B2B ecommerce firm Udaan unveils $160 mn in financing, to restructure debt

By Aman Rawat

  • 14 Jul 2026
Vaibhav Gupta, co-founder and CEO, Udaan

Bengaluru-based business-to-business ecommerce platform Udaan has announced a proposed financing transaction worth about $160 million (about Rs 1,530 crore) comprising equity, debt and debt-to-equity conversion, as the company looks to simplify its capital structure and strengthen its balance sheet ahead of a potential public listing.

The transaction includes fresh equity from existing shareholders and a new investor, while certain existing convertible bondholders will convert a portion of their debt holdings into equity, the company said in a statement on Tuesday. The remaining convertible bonds will be extended on revised terms.

In addition, a leading global investment management firm has committed about $45 million through its private credit platform, Udaan said. 

It didn’t disclose the names of any of the investors who took part in the financing.
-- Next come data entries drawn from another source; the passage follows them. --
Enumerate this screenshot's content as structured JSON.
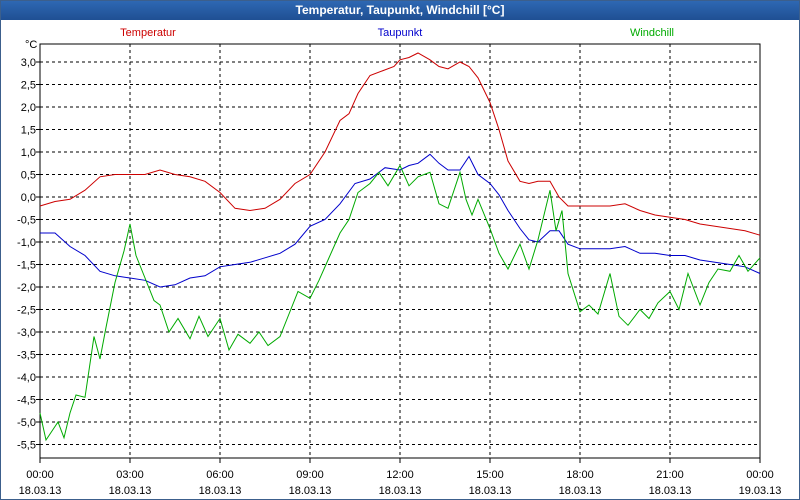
{
  "window": {
    "title": "Temperatur, Taupunkt, Windchill [°C]"
  },
  "chart_data": {
    "type": "line",
    "title": "Temperatur, Taupunkt, Windchill [°C]",
    "ylabel": "°C",
    "xlabel": "",
    "ylim": [
      -5.8,
      3.4
    ],
    "xlim": [
      0,
      24
    ],
    "grid": true,
    "y_ticks": [
      3.0,
      2.5,
      2.0,
      1.5,
      1.0,
      0.5,
      0.0,
      -0.5,
      -1.0,
      -1.5,
      -2.0,
      -2.5,
      -3.0,
      -3.5,
      -4.0,
      -4.5,
      -5.0,
      -5.5
    ],
    "y_tick_labels": [
      "3,0",
      "2,5",
      "2,0",
      "1,5",
      "1,0",
      "0,5",
      "0,0",
      "-0,5",
      "-1,0",
      "-1,5",
      "-2,0",
      "-2,5",
      "-3,0",
      "-3,5",
      "-4,0",
      "-4,5",
      "-5,0",
      "-5,5"
    ],
    "x_ticks": [
      {
        "t": 0,
        "time": "00:00",
        "date": "18.03.13"
      },
      {
        "t": 3,
        "time": "03:00",
        "date": "18.03.13"
      },
      {
        "t": 6,
        "time": "06:00",
        "date": "18.03.13"
      },
      {
        "t": 9,
        "time": "09:00",
        "date": "18.03.13"
      },
      {
        "t": 12,
        "time": "12:00",
        "date": "18.03.13"
      },
      {
        "t": 15,
        "time": "15:00",
        "date": "18.03.13"
      },
      {
        "t": 18,
        "time": "18:00",
        "date": "18.03.13"
      },
      {
        "t": 21,
        "time": "21:00",
        "date": "18.03.13"
      },
      {
        "t": 24,
        "time": "00:00",
        "date": "19.03.13"
      }
    ],
    "series": [
      {
        "name": "Temperatur",
        "color": "#cc0000",
        "legend_pos": "top-left",
        "x": [
          0,
          0.5,
          1,
          1.5,
          2,
          2.5,
          3,
          3.5,
          4,
          4.5,
          5,
          5.5,
          6,
          6.5,
          7,
          7.5,
          8,
          8.5,
          9,
          9.5,
          10,
          10.3,
          10.6,
          11,
          11.4,
          11.8,
          12,
          12.3,
          12.6,
          13,
          13.3,
          13.6,
          14,
          14.3,
          14.6,
          15,
          15.3,
          15.6,
          16,
          16.3,
          16.6,
          17,
          17.3,
          17.6,
          18,
          18.5,
          19,
          19.5,
          20,
          20.5,
          21,
          21.5,
          22,
          22.5,
          23,
          23.5,
          24
        ],
        "values": [
          -0.2,
          -0.1,
          -0.05,
          0.15,
          0.45,
          0.5,
          0.5,
          0.5,
          0.6,
          0.5,
          0.45,
          0.35,
          0.1,
          -0.25,
          -0.3,
          -0.25,
          -0.05,
          0.3,
          0.5,
          1.0,
          1.7,
          1.85,
          2.3,
          2.7,
          2.8,
          2.9,
          3.05,
          3.1,
          3.2,
          3.05,
          2.9,
          2.85,
          3.0,
          2.9,
          2.65,
          2.1,
          1.5,
          0.8,
          0.35,
          0.3,
          0.35,
          0.35,
          0.0,
          -0.2,
          -0.2,
          -0.2,
          -0.2,
          -0.15,
          -0.3,
          -0.4,
          -0.45,
          -0.5,
          -0.6,
          -0.65,
          -0.7,
          -0.75,
          -0.85
        ]
      },
      {
        "name": "Taupunkt",
        "color": "#0000cc",
        "legend_pos": "top-center",
        "x": [
          0,
          0.5,
          1,
          1.5,
          2,
          2.5,
          3,
          3.5,
          4,
          4.5,
          5,
          5.5,
          6,
          6.5,
          7,
          7.5,
          8,
          8.5,
          9,
          9.5,
          10,
          10.5,
          11,
          11.5,
          12,
          12.3,
          12.6,
          13,
          13.3,
          13.6,
          14,
          14.3,
          14.6,
          15,
          15.3,
          15.6,
          16,
          16.3,
          16.6,
          17,
          17.3,
          17.6,
          18,
          18.5,
          19,
          19.5,
          20,
          20.5,
          21,
          21.5,
          22,
          22.5,
          23,
          23.5,
          24
        ],
        "values": [
          -0.8,
          -0.8,
          -1.1,
          -1.3,
          -1.65,
          -1.75,
          -1.8,
          -1.85,
          -2.0,
          -1.95,
          -1.8,
          -1.75,
          -1.55,
          -1.5,
          -1.45,
          -1.35,
          -1.25,
          -1.05,
          -0.65,
          -0.5,
          -0.15,
          0.3,
          0.4,
          0.65,
          0.6,
          0.7,
          0.75,
          0.95,
          0.75,
          0.6,
          0.6,
          0.9,
          0.5,
          0.3,
          0.05,
          -0.3,
          -0.7,
          -0.95,
          -1.0,
          -0.75,
          -0.75,
          -1.05,
          -1.15,
          -1.15,
          -1.15,
          -1.1,
          -1.25,
          -1.25,
          -1.3,
          -1.3,
          -1.4,
          -1.45,
          -1.5,
          -1.55,
          -1.7
        ]
      },
      {
        "name": "Windchill",
        "color": "#00aa00",
        "legend_pos": "top-right",
        "x": [
          0,
          0.2,
          0.4,
          0.6,
          0.8,
          1,
          1.2,
          1.5,
          1.8,
          2,
          2.2,
          2.5,
          2.8,
          3,
          3.2,
          3.5,
          3.8,
          4,
          4.3,
          4.6,
          5,
          5.3,
          5.6,
          6,
          6.3,
          6.6,
          7,
          7.3,
          7.6,
          8,
          8.3,
          8.6,
          9,
          9.3,
          9.6,
          10,
          10.3,
          10.6,
          11,
          11.3,
          11.6,
          12,
          12.3,
          12.6,
          13,
          13.3,
          13.6,
          14,
          14.2,
          14.4,
          14.6,
          15,
          15.3,
          15.6,
          16,
          16.3,
          16.6,
          17,
          17.2,
          17.4,
          17.6,
          18,
          18.3,
          18.6,
          19,
          19.3,
          19.6,
          20,
          20.3,
          20.6,
          21,
          21.3,
          21.6,
          22,
          22.3,
          22.6,
          23,
          23.3,
          23.6,
          24
        ],
        "values": [
          -4.8,
          -5.4,
          -5.2,
          -5.0,
          -5.35,
          -4.8,
          -4.4,
          -4.45,
          -3.1,
          -3.6,
          -2.9,
          -1.9,
          -1.2,
          -0.6,
          -1.3,
          -1.8,
          -2.3,
          -2.4,
          -3.0,
          -2.7,
          -3.15,
          -2.65,
          -3.1,
          -2.7,
          -3.4,
          -3.05,
          -3.25,
          -3.0,
          -3.3,
          -3.1,
          -2.6,
          -2.1,
          -2.25,
          -1.85,
          -1.4,
          -0.8,
          -0.5,
          0.1,
          0.3,
          0.55,
          0.25,
          0.7,
          0.25,
          0.45,
          0.55,
          -0.15,
          -0.25,
          0.55,
          -0.05,
          -0.4,
          -0.05,
          -0.7,
          -1.25,
          -1.6,
          -1.05,
          -1.6,
          -0.95,
          0.15,
          -0.75,
          -0.3,
          -1.7,
          -2.55,
          -2.4,
          -2.6,
          -1.7,
          -2.65,
          -2.85,
          -2.5,
          -2.7,
          -2.35,
          -2.1,
          -2.5,
          -1.7,
          -2.4,
          -1.9,
          -1.6,
          -1.65,
          -1.3,
          -1.65,
          -1.35
        ]
      }
    ]
  }
}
Media reports had earlier suggested that existing investors M&G Investments and Lightspeed Venture Partners were expected to participate in the equity infusion, while BlackRock was expected to provide the private credit financing.

Including the proposed financing, Udaan has secured about $2.2 billion in equity, debt and other financing since it was founded in 2016. The company counts M&G Investments, Lightspeed, DST Global, Tencent, GGV Capital, Altimeter Capital, Footpath Ventures and Microsoft among its investors.

Udaan operates a B2B ecommerce platform serving retailers across categories including fast-moving consumer goods, staples, fruits and vegetables, and pharmaceuticals. The company also provides working capital financing through its fintech arm, udaanCapital.

The proposed transaction is expected to provide the company with greater financial flexibility while advancing its long-term public market plans, it said.

“This financing round marks another milestone in udaan's journey towards building a sustainable, profitable and institutionally resilient business. The continued support from our existing investors, alongside the participation of new capital partners, reflects strong conviction in our business fundamentals and long-term opportunity,” said Vaibhav Gupta, co-founder and chief executive officer of the company.

The company said its revenue grew at a compound annual growth rate of about 25% between the fourth quarter of calendar year 2023 and the first quarter of calendar year 2026. During the same period, contribution margins improved by nearly 500 basis points while EBITDA burn declined by around 70%.

The company said several of its largest operating cities and clusters have achieved EBITDA profitability. Its private-label portfolio now contributes 15-25% of staples sales across operating cities, according to the company.